昔であれば,興味あるどのような分野でも,ほんの少し論文を読めば,最新の情報を完全に手に入れることができるというのが普通だった。すなわち,ある分野から別の分野へと容易に移ることができるということは,興味深くて挑戦的だと思った問題であれば何であっても研究できる状況を享受することができたということである。また,特定の分野で誰が,何を研究しているのかについては,大体において全てわかっていたものだった。

オックスフォードで初版を執筆していたとき,数理生物学分野で研究している大学院生は数人しかいなかった。現在,オックスフォードで数理生物学を研究しているのは,50名を超える大人数である。1983年に,オックスフォード大学に数理生物学センター(現在のWolfson数理生物学センター)が設立された。この15年間,Philip Maini教授がセンター長を務めた。彼は,最も影響力のある重要な国際的数理生物学者の一人で,真に学際的な科学を目指している。1980年代のセンターは,数理生物学分野において重要な研究者たちが訪れたため,信じられないほど興奮に満ちた場所であった。訪問者には,George Oster教授(カリフォルニア大学バークレー校),James Sneyd教授(オークランド大学),そして他にも大勢の研究者がいた。センターの雰囲気は信じられないほどフレンドリーで,オープンで,大変に知的に興奮するものであった。数理生物学センターは,幅広い生物学分野の研究者を惹き付けた。センター設立後,最初の3年間に,そこを訪れた研究者によって出版された共同論文の数は,90前後の部門を有するオックスフォード大学数学研究所で同期間に出版された全論文とほぼ同じ数であった。

数学の生物学への応用は,いまやほとんどあらゆる分野にわたっており,特に,医科学においてその進展の速さは著しい。
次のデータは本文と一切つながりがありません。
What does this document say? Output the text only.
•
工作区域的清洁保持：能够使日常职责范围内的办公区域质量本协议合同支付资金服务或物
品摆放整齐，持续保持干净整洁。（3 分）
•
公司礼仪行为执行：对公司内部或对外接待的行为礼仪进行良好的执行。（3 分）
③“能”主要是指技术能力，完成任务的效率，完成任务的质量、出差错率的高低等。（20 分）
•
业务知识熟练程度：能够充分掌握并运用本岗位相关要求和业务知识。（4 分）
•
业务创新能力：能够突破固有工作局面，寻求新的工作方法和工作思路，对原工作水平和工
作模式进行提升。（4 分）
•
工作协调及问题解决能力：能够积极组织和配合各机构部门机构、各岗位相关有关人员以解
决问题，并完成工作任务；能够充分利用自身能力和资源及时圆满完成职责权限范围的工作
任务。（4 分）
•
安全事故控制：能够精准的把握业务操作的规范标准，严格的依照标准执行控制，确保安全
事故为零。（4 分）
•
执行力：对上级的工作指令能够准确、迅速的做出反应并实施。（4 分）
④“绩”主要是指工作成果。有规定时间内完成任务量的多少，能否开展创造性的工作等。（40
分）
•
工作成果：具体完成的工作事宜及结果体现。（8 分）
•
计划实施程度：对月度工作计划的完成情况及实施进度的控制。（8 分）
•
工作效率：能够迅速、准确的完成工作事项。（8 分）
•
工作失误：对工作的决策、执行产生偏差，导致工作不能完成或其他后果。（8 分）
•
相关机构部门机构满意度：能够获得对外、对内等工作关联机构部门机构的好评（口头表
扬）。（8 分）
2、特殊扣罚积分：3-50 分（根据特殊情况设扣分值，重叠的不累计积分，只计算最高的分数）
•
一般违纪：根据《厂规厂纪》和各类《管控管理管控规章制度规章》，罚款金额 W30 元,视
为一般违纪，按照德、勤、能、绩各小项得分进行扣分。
そして,社会科学においても数理モデルからの研究は,学際的成長を遂げた新しい学問になりつつあることは明らかであろう。ここ5年間ほどで,数理生物学者と実験研究者との協働がますます増えている。私は,それこそが,この領域で本当になされるべきことであると常に確信していた。この営みはまた,実際の生物学とのつながりが限られているとはいえ,新たな挑戦的な解析学の領域を拓くことで,数学に重要な影響を与えてきた。

数理生物学が,それがどのような名前で呼ばれようとも,将来において最も刺激的で,革新的で,科学的啓蒙性のある領域の1つだということは疑いない。自分のアカデミックキャリアのうち,そのほとんどの期間において,このような学際的世界で研究できたことは大変幸運なことであると思う。